Fynn Kliemann und die Gegner der „wokeness“

Basad sieht im „Wokeismus“ den „Aktivismus einer kleinen Minderheit, die offiziell behauptet, für Diversität zu stehen, aber eine im Kern radikale Ideologie verfolgt“. Springer-Chef Mathias Döpfner hatte in einem Brief an die „Bild“-Mitarbeiter einen Gastbeitrag in der Zeitung kritisiert, demzufolge es nur zwei Geschlechtsidentitäten gebe. In ihrer Kündigung verwies Basad auf den US-Investor KKR, und mutmaßte, „ob es vor allem darum geht, die ‚woken‘ US-Redaktionen des Unternehmens Axel Springer nicht zu verärgern.“ Das Narrativ vom achtsamen „woke“-Mensch, der in Wahrheit ein Manipulator und Tyrann sei, von einer großen „woke“-Verschwörung.

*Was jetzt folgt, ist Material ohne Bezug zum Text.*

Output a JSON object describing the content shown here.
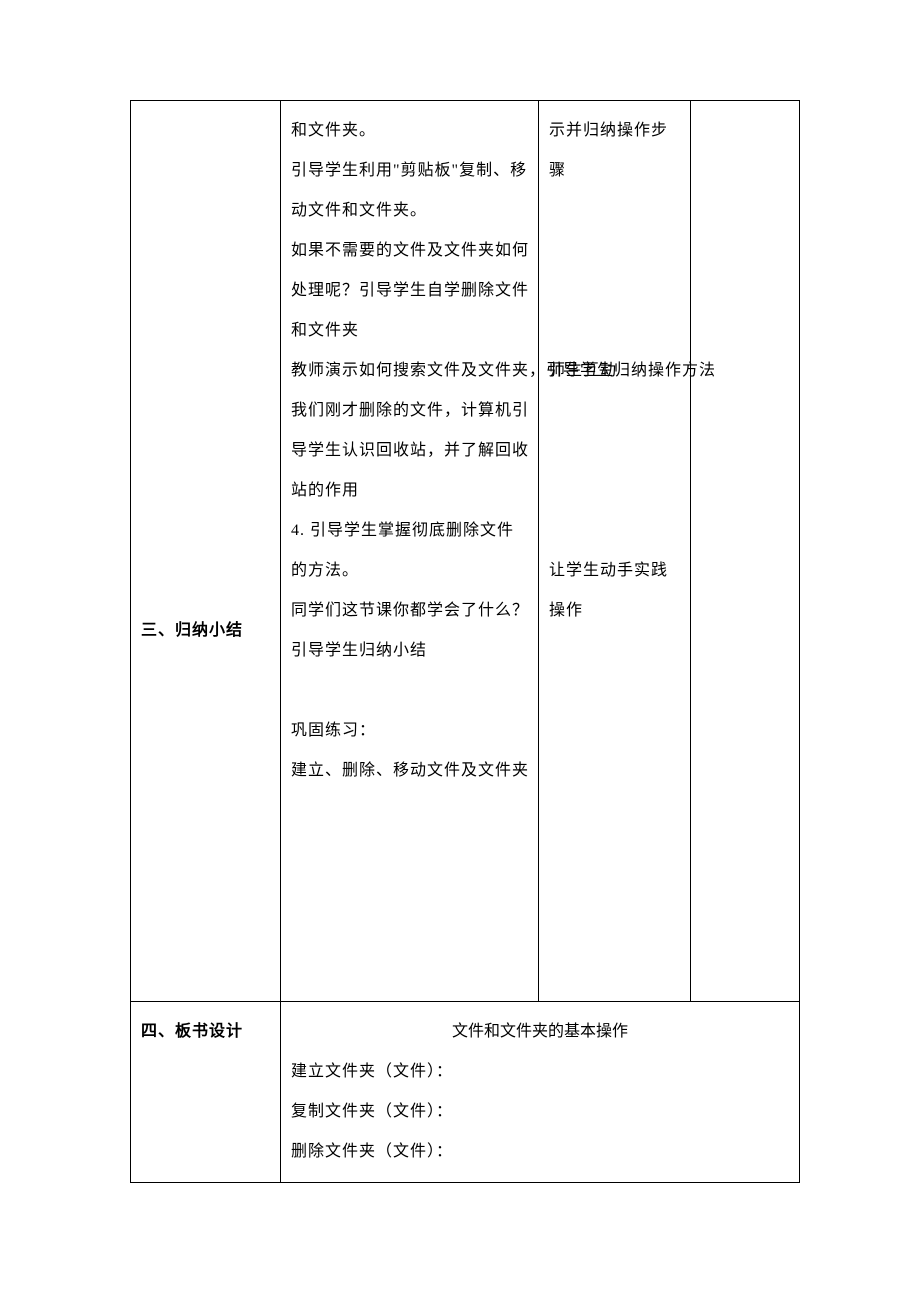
{
  "row1": {
    "col1": "三、归纳小结",
    "col2_lines": [
      "和文件夹。",
      "引导学生利用\"剪贴板\"复制、移动文件和文件夹。",
      "如果不需要的文件及文件夹如何处理呢？引导学生自学删除文件和文件夹",
      "教师演示如何搜索文件及文件夹，引导学生归纳操作方法",
      "我们刚才删除的文件，计算机引导学生认识回收站，并了解回收站的作用",
      "4.  引导学生掌握彻底删除文件的方法。",
      "同学们这节课你都学会了什么？引导学生归纳小结",
      "",
      "巩固练习：",
      "建立、删除、移动文件及文件夹",
      "",
      "",
      "",
      "",
      ""
    ],
    "col3_lines": [
      "示并归纳操作步骤",
      "",
      "",
      "",
      "",
      "师生互动",
      "",
      "",
      "",
      "",
      "让学生动手实践操作"
    ]
  },
  "row2": {
    "col1": "四、板书设计",
    "title": "文件和文件夹的基本操作",
    "lines": [
      "建立文件夹（文件）：",
      "复制文件夹（文件）：",
      "删除文件夹（文件）："
    ]
  }
}
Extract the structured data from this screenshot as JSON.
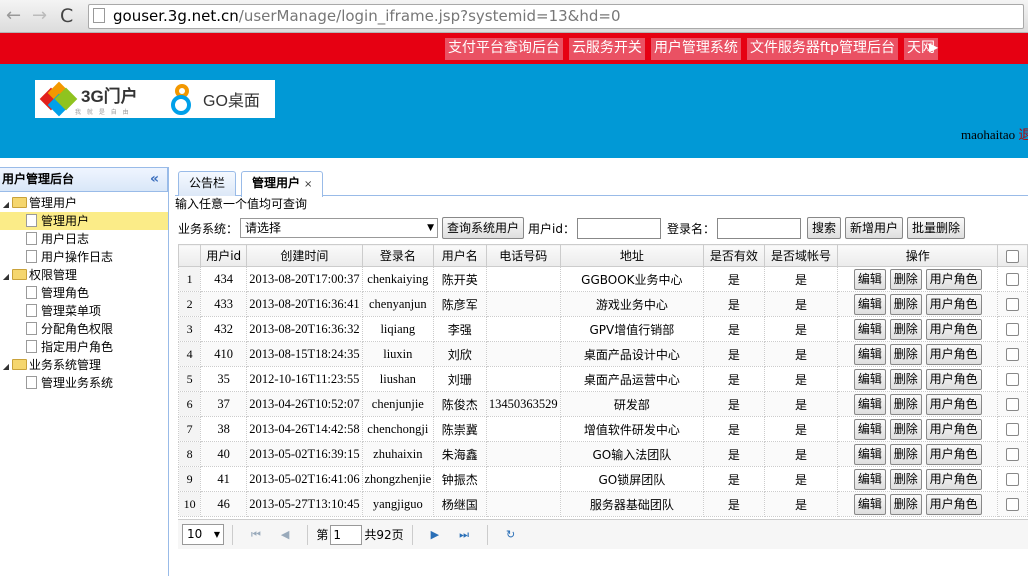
{
  "browser": {
    "url_host": "gouser.3g.net.cn",
    "url_path": "/userManage/login_iframe.jsp?systemid=13&hd=0"
  },
  "topnav": {
    "links": [
      "支付平台查询后台",
      "云服务开关",
      "用户管理系统",
      "文件服务器ftp管理后台",
      "天网"
    ],
    "more": "▶"
  },
  "banner": {
    "logo_3g": "3G门户",
    "logo_3g_sub": "我 就 是 自 由",
    "logo_go": "GO桌面",
    "username": "maohaitao",
    "user_more": "退"
  },
  "sidebar": {
    "title": "用户管理后台",
    "collapse": "«",
    "groups": [
      {
        "label": "管理用户",
        "items": [
          "管理用户",
          "用户日志",
          "用户操作日志"
        ]
      },
      {
        "label": "权限管理",
        "items": [
          "管理角色",
          "管理菜单项",
          "分配角色权限",
          "指定用户角色"
        ]
      },
      {
        "label": "业务系统管理",
        "items": [
          "管理业务系统"
        ]
      }
    ]
  },
  "tabs": {
    "notice": "公告栏",
    "manage": "管理用户",
    "close": "×"
  },
  "hint": "输入任意一个值均可查询",
  "toolbar": {
    "system_label": "业务系统：",
    "system_value": "请选择",
    "query_system_btn": "查询系统用户",
    "userid_label": "用户id：",
    "login_label": "登录名：",
    "search_btn": "搜索",
    "add_btn": "新增用户",
    "batch_delete_btn": "批量删除"
  },
  "table": {
    "columns": [
      "用户id",
      "创建时间",
      "登录名",
      "用户名",
      "电话号码",
      "地址",
      "是否有效",
      "是否域帐号",
      "操作"
    ],
    "action_edit": "编辑",
    "action_delete": "删除",
    "action_role": "用户角色",
    "rows": [
      {
        "n": "1",
        "id": "434",
        "time": "2013-08-20T17:00:37",
        "login": "chenkaiying",
        "name": "陈开英",
        "phone": "",
        "addr": "GGBOOK业务中心",
        "valid": "是",
        "domain": "是"
      },
      {
        "n": "2",
        "id": "433",
        "time": "2013-08-20T16:36:41",
        "login": "chenyanjun",
        "name": "陈彦军",
        "phone": "",
        "addr": "游戏业务中心",
        "valid": "是",
        "domain": "是"
      },
      {
        "n": "3",
        "id": "432",
        "time": "2013-08-20T16:36:32",
        "login": "liqiang",
        "name": "李强",
        "phone": "",
        "addr": "GPV增值行销部",
        "valid": "是",
        "domain": "是"
      },
      {
        "n": "4",
        "id": "410",
        "time": "2013-08-15T18:24:35",
        "login": "liuxin",
        "name": "刘欣",
        "phone": "",
        "addr": "桌面产品设计中心",
        "valid": "是",
        "domain": "是"
      },
      {
        "n": "5",
        "id": "35",
        "time": "2012-10-16T11:23:55",
        "login": "liushan",
        "name": "刘珊",
        "phone": "",
        "addr": "桌面产品运营中心",
        "valid": "是",
        "domain": "是"
      },
      {
        "n": "6",
        "id": "37",
        "time": "2013-04-26T10:52:07",
        "login": "chenjunjie",
        "name": "陈俊杰",
        "phone": "13450363529",
        "addr": "研发部",
        "valid": "是",
        "domain": "是"
      },
      {
        "n": "7",
        "id": "38",
        "time": "2013-04-26T14:42:58",
        "login": "chenchongji",
        "name": "陈崇冀",
        "phone": "",
        "addr": "增值软件研发中心",
        "valid": "是",
        "domain": "是"
      },
      {
        "n": "8",
        "id": "40",
        "time": "2013-05-02T16:39:15",
        "login": "zhuhaixin",
        "name": "朱海鑫",
        "phone": "",
        "addr": "GO输入法团队",
        "valid": "是",
        "domain": "是"
      },
      {
        "n": "9",
        "id": "41",
        "time": "2013-05-02T16:41:06",
        "login": "zhongzhenjie",
        "name": "钟振杰",
        "phone": "",
        "addr": "GO锁屏团队",
        "valid": "是",
        "domain": "是"
      },
      {
        "n": "10",
        "id": "46",
        "time": "2013-05-27T13:10:45",
        "login": "yangjiguo",
        "name": "杨继国",
        "phone": "",
        "addr": "服务器基础团队",
        "valid": "是",
        "domain": "是"
      }
    ]
  },
  "pager": {
    "page_size": "10",
    "page_prefix": "第",
    "page_value": "1",
    "page_total": "共92页"
  }
}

So ist „woke“ ein zwielichtiges Wort geworden. Der „New York Times“-Kolumnist Charles M. Blow sprach bereits im vorigen November vom „war on woke“ und gab das Wort verloren. Junge Menschen, die vor fünf Jahren „woke“ waren, würden den Begriff schon lange nicht mehr verwenden. Stattdessen fast ausschließlich diejenigen, die „wokeness“ abkanzelten und vergifteten. „Die Gegner der Wokeness kämpfen um ein verlassenes Wort“, resümiert Blow, „wie eine Armee, die eine geräumte Festung bombardiert.“

„Woke“ als Gesprächstotschläger

Worte, die Bedeutung erlangen, würden schon immer von denen diffamiert, deren Interessen sie in die Quere kämen, schlussfolgert Blow, und von denen missbraucht, die Kapital daraus zu schlagen hoffen. Und schließlich von denen aufgegeben, die sich deswegen nicht mehr mit ihnen wohlfühlen. Und so hört man das Wort meist als Gesprächstotschläger der Gegenseite. Ein Satz wie „Du bist ja sowas von woke!“ klingt ähnlich wie zuvor „Jaja, immer schön political correct“.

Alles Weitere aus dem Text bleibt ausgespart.